69. A method of treatment of persistent infection with an obligate intracellular pathogenic micro-organism in an individual comprising:

i) administering an anti-microbial compound to the individual;

ii) obtaining a blood sample from the individual after said administration;

iii) determining the presence or absence of cells of said obligate intracellular or membrane associated pathogenic micro-organism in the blood sample using a method according to claim 1; and

iv) repeating steps i) to iii) until no cells from the pathogenic micro-organism are determined to be present in fraction from the sample.

70. A method according to claim 68 wherein the presence of the cell is determined by:

contacting a blood sample from an individual with an specific binding member to isolate and/or purify a fraction of said sample; and

determining the presence of nucleic acid from the pathogenic micro-organism in said fraction.

71. A method according to claim 70 wherein said specific binding member binds to immunoglobulin and said isolated and/or purified fraction comprises immunocomplexes.

72. A method according to claim 70 wherein said specific binding member binds to lipoprotein and said isolated and/or purified fraction comprises lipoprotein complexes.

73. A method according to claim 70 wherein the isolated and/or purified fraction comprises elementary bodies of said persistent form.

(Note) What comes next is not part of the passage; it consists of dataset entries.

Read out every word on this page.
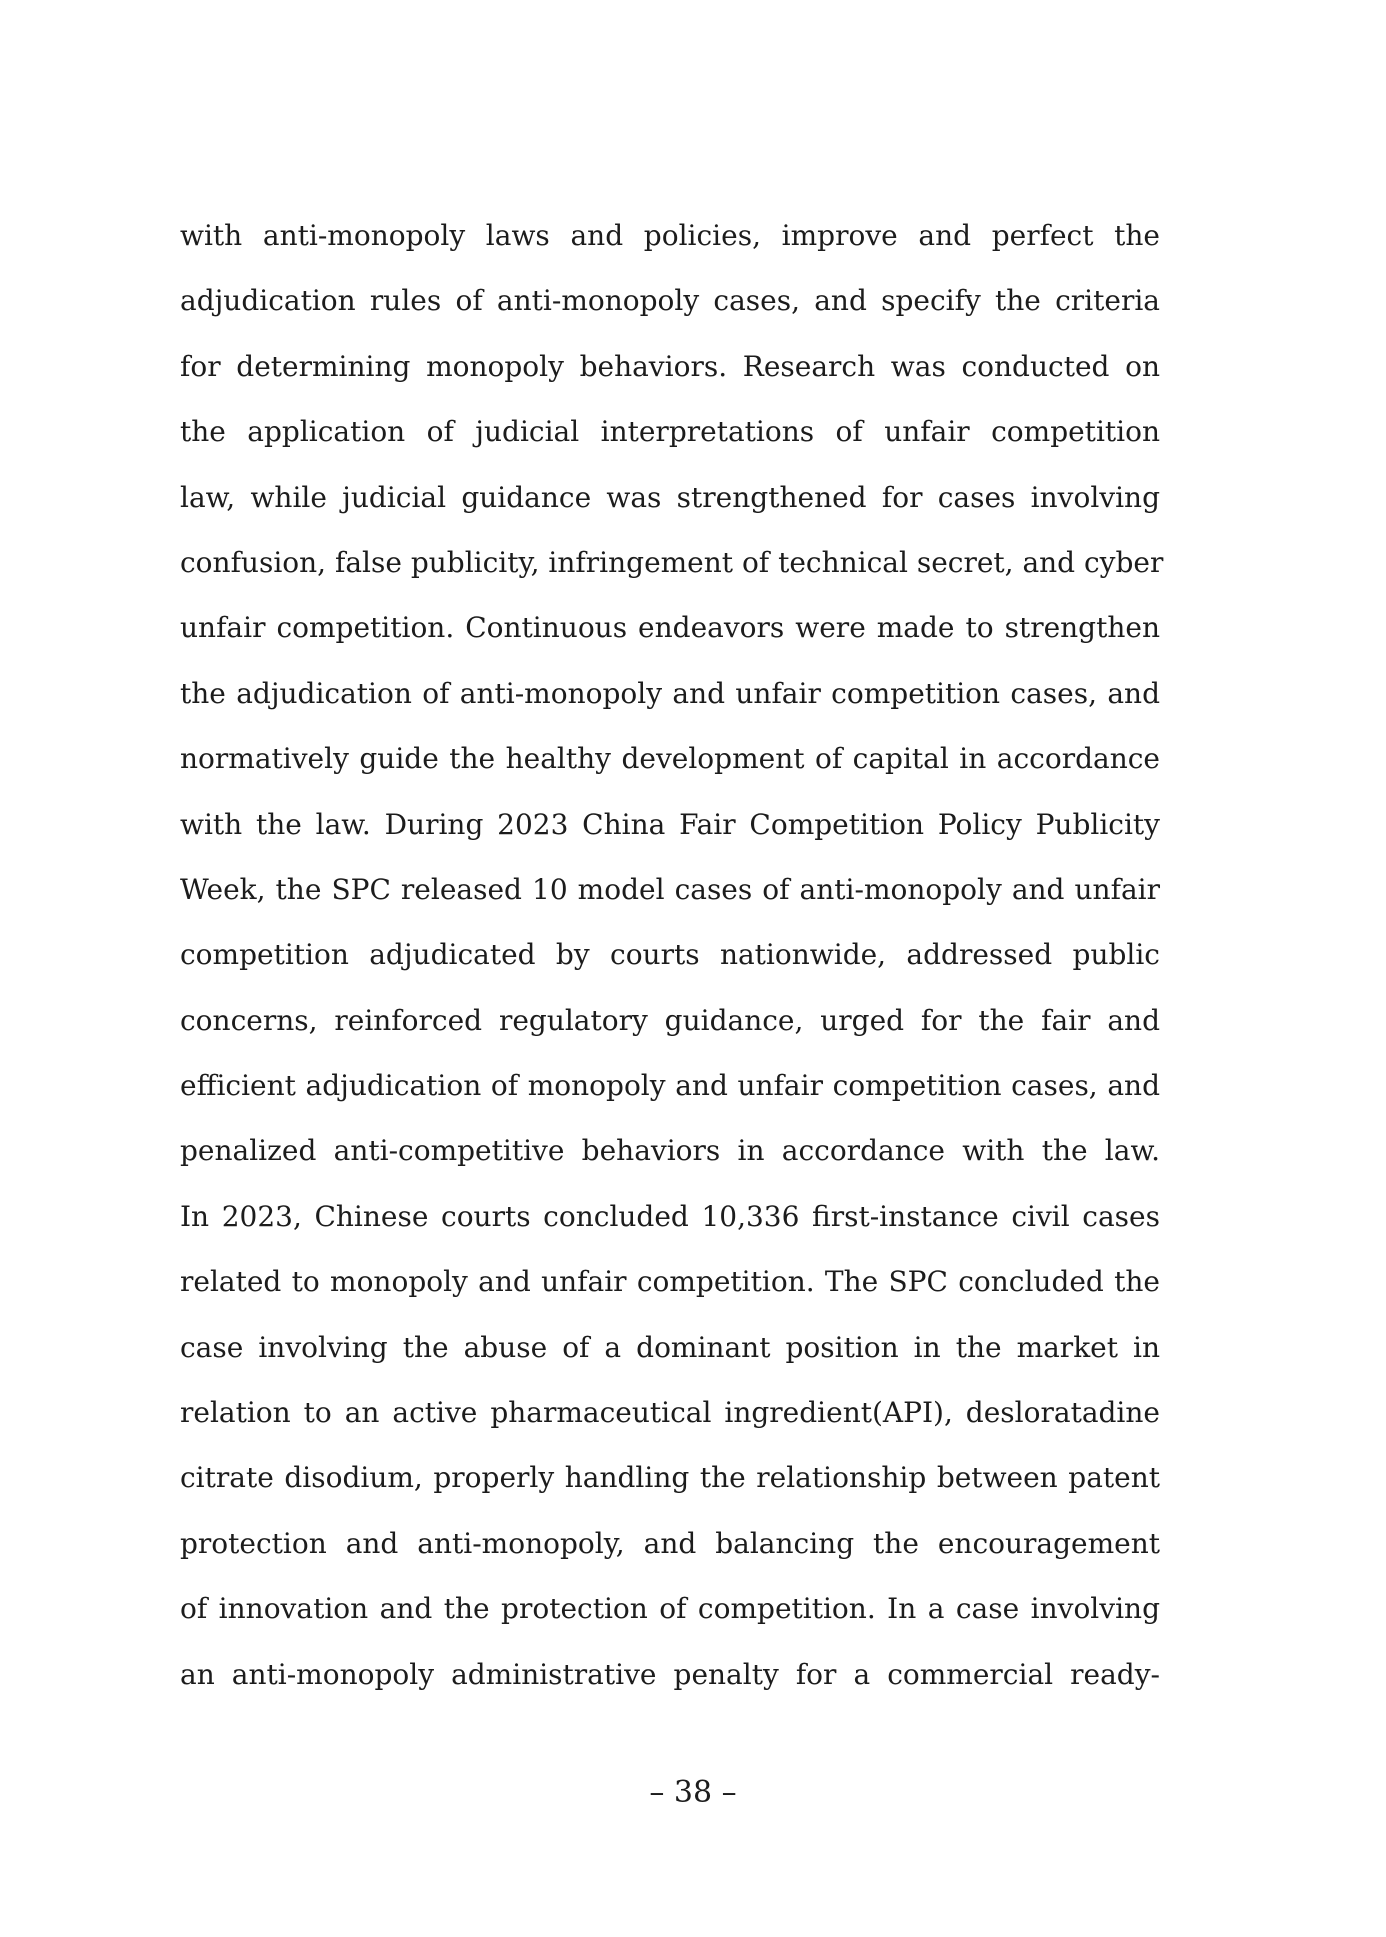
with anti-monopoly laws and policies, improve and perfect the
adjudication rules of anti-monopoly cases, and specify the criteria
for determining monopoly behaviors. Research was conducted on
the application of judicial interpretations of unfair competition
law, while judicial guidance was strengthened for cases involving
confusion, false publicity, infringement of technical secret, and cyber
unfair competition. Continuous endeavors were made to strengthen
the adjudication of anti-monopoly and unfair competition cases, and
normatively guide the healthy development of capital in accordance
with the law. During 2023 China Fair Competition Policy Publicity
Week, the SPC released 10 model cases of anti-monopoly and unfair
competition adjudicated by courts nationwide, addressed public
concerns, reinforced regulatory guidance, urged for the fair and
efficient adjudication of monopoly and unfair competition cases, and
penalized anti-competitive behaviors in accordance with the law.
In 2023, Chinese courts concluded 10,336 first-instance civil cases
related to monopoly and unfair competition. The SPC concluded the
case involving the abuse of a dominant position in the market in
relation to an active pharmaceutical ingredient(API), desloratadine
citrate disodium, properly handling the relationship between patent
protection and anti-monopoly, and balancing the encouragement
of innovation and the protection of competition. In a case involving
an anti-monopoly administrative penalty for a commercial ready-
– 38 –
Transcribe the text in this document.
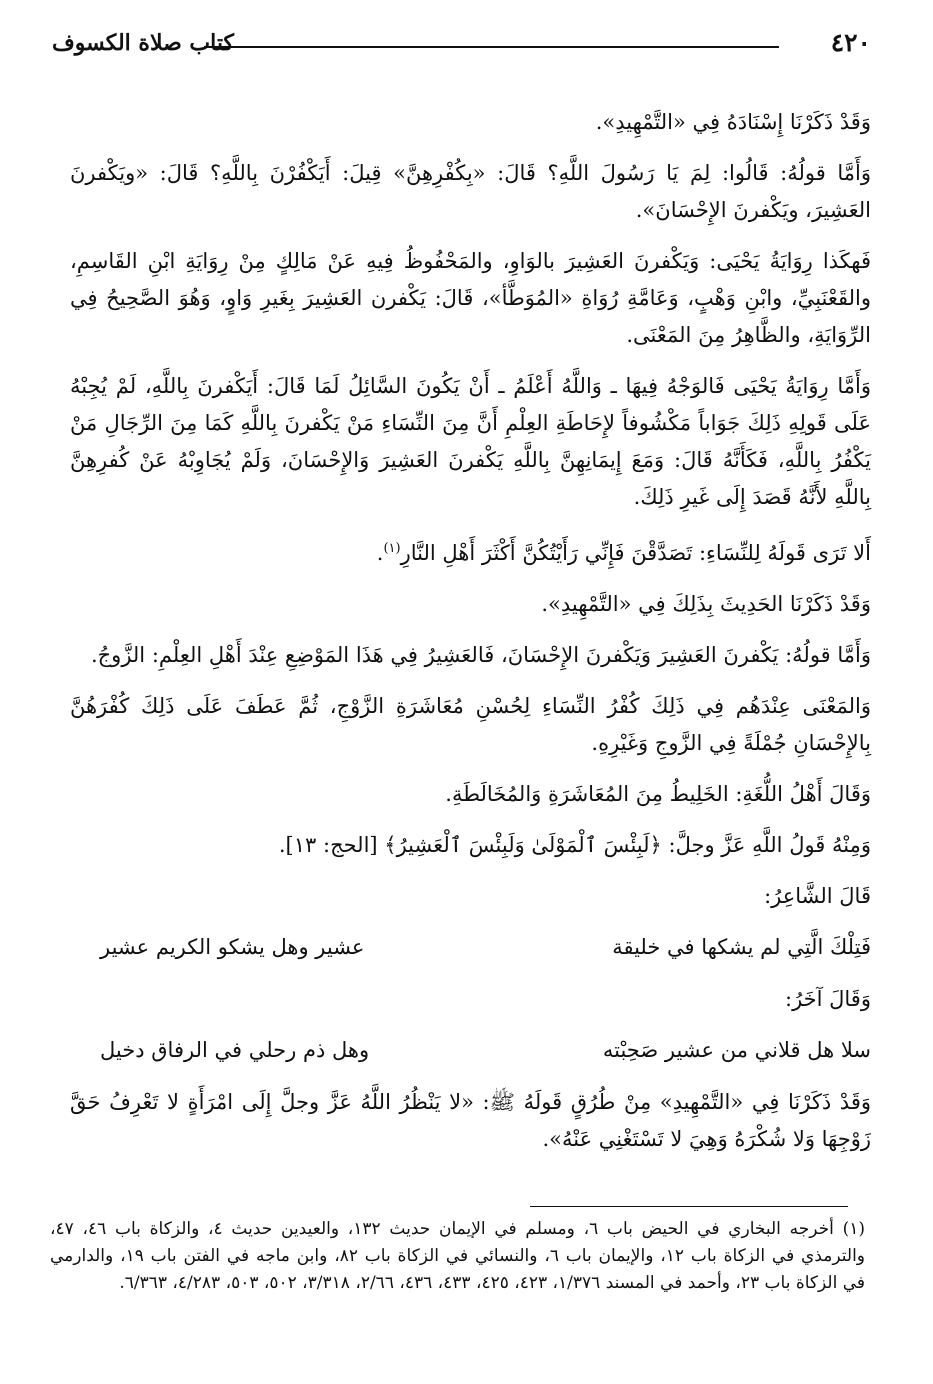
٤٢٠
كتاب صلاة الكسوف

وَقَدْ ذَكَرْنَا إِسْنَادَهُ فِي «التَّمْهِيدِ».

وَأَمَّا قولُهُ: قَالُوا: لِمَ يَا رَسُولَ اللَّهِ؟ قَالَ: «بِكُفْرِهِنَّ» قِيلَ: أَيَكْفُرْنَ بِاللَّهِ؟ قَالَ: «ويَكْفرنَ العَشِيرَ، ويَكْفرنَ الإِحْسَانَ».

فَهكَذا رِوَايَةُ يَحْيَى: وَيَكْفرنَ العَشِيرَ بالوَاوِ، والمَحْفُوظُ فِيهِ عَنْ مَالِكٍ مِنْ رِوَايَةِ ابْنِ القَاسِمِ، والقَعْنَبِيِّ، وابْنِ وَهْبٍ، وَعَامَّةِ رُوَاةِ «المُوَطَّأ»، قَالَ: يَكْفرن العَشِيرَ بِغَيرِ وَاوٍ، وَهُوَ الصَّحِيحُ فِي الرِّوَايَةِ، والظَّاهِرُ مِنَ المَعْنَى.

وَأَمَّا رِوَايَةُ يَحْيَى فَالوَجْهُ فِيهَا ـ وَاللَّهُ أَعْلَمُ ـ أَنْ يَكُونَ السَّائِلُ لَمَا قَالَ: أَيَكْفرنَ بِاللَّهِ، لَمْ يُجِبْهُ عَلَى قَولِهِ ذَلِكَ جَوَاباً مَكْشُوفاً لإِحَاطَةِ العِلْمِ أَنَّ مِنَ النِّسَاءِ مَنْ يَكْفرنَ بِاللَّهِ كَمَا مِنَ الرِّجَالِ مَنْ يَكْفُرُ بِاللَّهِ، فَكَأَنَّهُ قَالَ: وَمَعَ إِيمَانِهِنَّ بِاللَّهِ يَكْفرنَ العَشِيرَ وَالإِحْسَانَ، وَلَمْ يُجَاوِبْهُ عَنْ كُفرِهِنَّ بِاللَّهِ لأَنَّهُ قَصَدَ إِلَى غَيرِ ذَلِكَ.

أَلا تَرَى قَولَهُ لِلنِّسَاءِ: تَصَدَّقْنَ فَإِنِّي رَأَيْتُكُنَّ أَكْثَرَ أَهْلِ النَّارِ$^{(١)}$.

وَقَدْ ذَكَرْنَا الحَدِيثَ بِذَلِكَ فِي «التَّمْهِيدِ».

وَأَمَّا قولُهُ: يَكْفرنَ العَشِيرَ وَيَكْفرنَ الإِحْسَانَ، فَالعَشِيرُ فِي هَذَا المَوْضِعِ عِنْدَ أَهْلِ العِلْمِ: الزَّوجُ.

وَالمَعْنَى عِنْدَهُم فِي ذَلِكَ كُفْرُ النِّسَاءِ لِحُسْنِ مُعَاشَرَةِ الزَّوْجِ، ثُمَّ عَطَفَ عَلَى ذَلِكَ كُفْرَهُنَّ بِالإِحْسَانِ جُمْلَةً فِي الزَّوجِ وَغَيْرِهِ.

وَقَالَ أَهْلُ اللُّغَةِ: الخَلِيطُ مِنَ المُعَاشَرَةِ وَالمُخَالَطَةِ.

وَمِنْهُ قَولُ اللَّهِ عَزَّ وجلَّ: ﴿لَبِئْسَ ٱلْمَوْلَىٰ وَلَبِئْسَ ٱلْعَشِيرُ﴾ [الحج: ١٣].

قَالَ الشَّاعِرُ:

فَتِلْكَ الَّتِي لم يشكها في خليقة
عشير وهل يشكو الكريم عشير

وَقَالَ آخَرُ:

سلا هل قلاني من عشير صَحِبْته
وهل ذم رحلي في الرفاق دخيل

وَقَدْ ذَكَرْنَا فِي «التَّمْهِيدِ» مِنْ طُرُقٍ قَولَهُ ﷺ: «لا يَنْظُرُ اللَّهُ عَزَّ وجلَّ إِلَى امْرَأَةٍ لا تَعْرِفُ حَقَّ زَوْجِهَا وَلا شُكْرَهُ وَهِيَ لا تَسْتَغْنِي عَنْهُ».

(١) أخرجه البخاري في الحيض باب ٦، ومسلم في الإيمان حديث ١٣٢، والعيدين حديث ٤، والزكاة باب ٤٦، ٤٧، والترمذي في الزكاة باب ١٢، والإيمان باب ٦، والنسائي في الزكاة باب ٨٢، وابن ماجه في الفتن باب ١٩، والدارمي في الزكاة باب ٢٣، وأحمد في المسند ١/٣٧٦، ٤٢٣، ٤٢٥، ٤٣٣، ٤٣٦، ٢/٦٦، ٣/٣١٨، ٥٠٢، ٥٠٣، ٤/٢٨٣، ٦/٣٦٣.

74. A method according to claim 67 wherein the obligate intracellular or membrane associated pathogenic micro-organism is selected from the group consisting of C. pneumoniae, C. trachomatis, Mycoplasma genitalium and Ureaplasma urealyticum.

75. A method of treating an atherosclerotic condition in an individual comprising:

i) administering an abzyme inhibitor and an anti-microbial compound to the individual;

ii) obtaining a blood sample from the individual after said administration;

iii) determining the level of abzyme activity in the acellular fraction of the blood sample,

wherein said administration of the abzyme inhibitor to the individual is repeated until abzyme activity is substantially absent from the acellular fraction; and

iv) determining the presence or absence of C. pneumoniae cells from the acellular fraction of the blood sample using a method according to claim 1,

wherein said administration of the anti-microbial compound to the individual is repeated until C. pneumoniae cells are absent from the acellular fraction of the blood sample.

76. A method of treating an atherosclerotic condition in an individual comprising:

i) administering azithromycin to the individual;

ii) obtaining a blood sample from the individual after said administration;

iii) determining the level of abzyme activity in the acellular fraction of the blood sample; and

iv) determining the presence or absence of C. pneumoniae cells in the acellular fraction of the blood sample using a method according to claim 1,

wherein said administration of azithromycin to the individual is repeated until both abzyme activity and C. pneumoniae cells are absent from the acellular fraction of a blood sample obtained from the individual.

77. A method according to claim 75 wherein the level of abzyme activity is determined by determining the antibody-mediated lipid oxidation activity in the fraction.

78. A method according to claim 77 wherein the level of abzyme activity is determined by determining the anti-Chlamydia antibody-mediated lipid oxidation activity in the fraction.